# Eval Runbook

How to actually run an evaluation pass. Keep this short — the rubric is the substance.

---

## Manual pass (single fixture)

1. Pick the rubric letters that apply to what you changed. E.g. touched `/analyze` output format → A1–A6 and D1–D5.
2. Open the matching fixture(s) in `fixtures/`.
3. Start a fresh agent session (important — no executor context).
4. Paste the fixture's **Input** block.
5. When the sub-skill responds, walk the rubric items for that letter and mark Pass / Fail / N/A.
6. Record results in a scratch doc: rubric ID, verdict, one-line reason, fixture used.

---

## Agent-assisted pass (multiple fixtures)

1. Spawn an evaluator agent with the `Plan` or `Explore` subagent type.
2. Hand it `evals/rubric.md` + the target fixture directory + the sub-skill SKILL.md.
3. Ask it to walk each rubric item and return a table of Pass/Fail/N/A with evidence quotes.
4. Review the table — never trust the agent to self-correct; it reports, you decide.

---

## After a fail

- One failure → fix the sub-skill, add the fixture that would have caught it if it is not already there.
- Three failures on the same rubric letter in a quarter -> note the pattern somewhere durable, such as maintainer notes, an issue, or the maintainer's harness-patterns store.

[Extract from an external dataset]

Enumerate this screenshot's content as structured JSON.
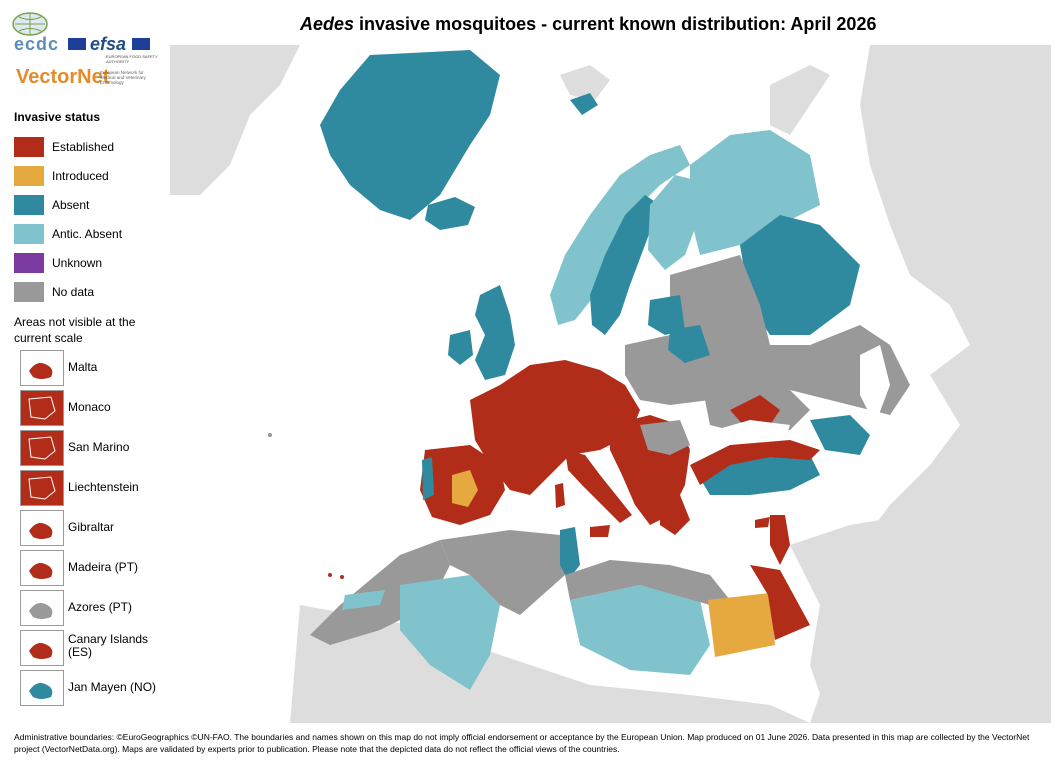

The point is that recurring eval failures become rule changes, not just repeated fixes.
- Never silently loosen a rubric item to make a test pass. Either tighten the executor or explicitly retire the item (with a CHANGELOG entry stating why).

---

## Strip when

Eval runs themselves should be stripped when every sub-skill the rubric covers has been retired or replaced by deterministic code. Until then, this runbook stays short and stays used.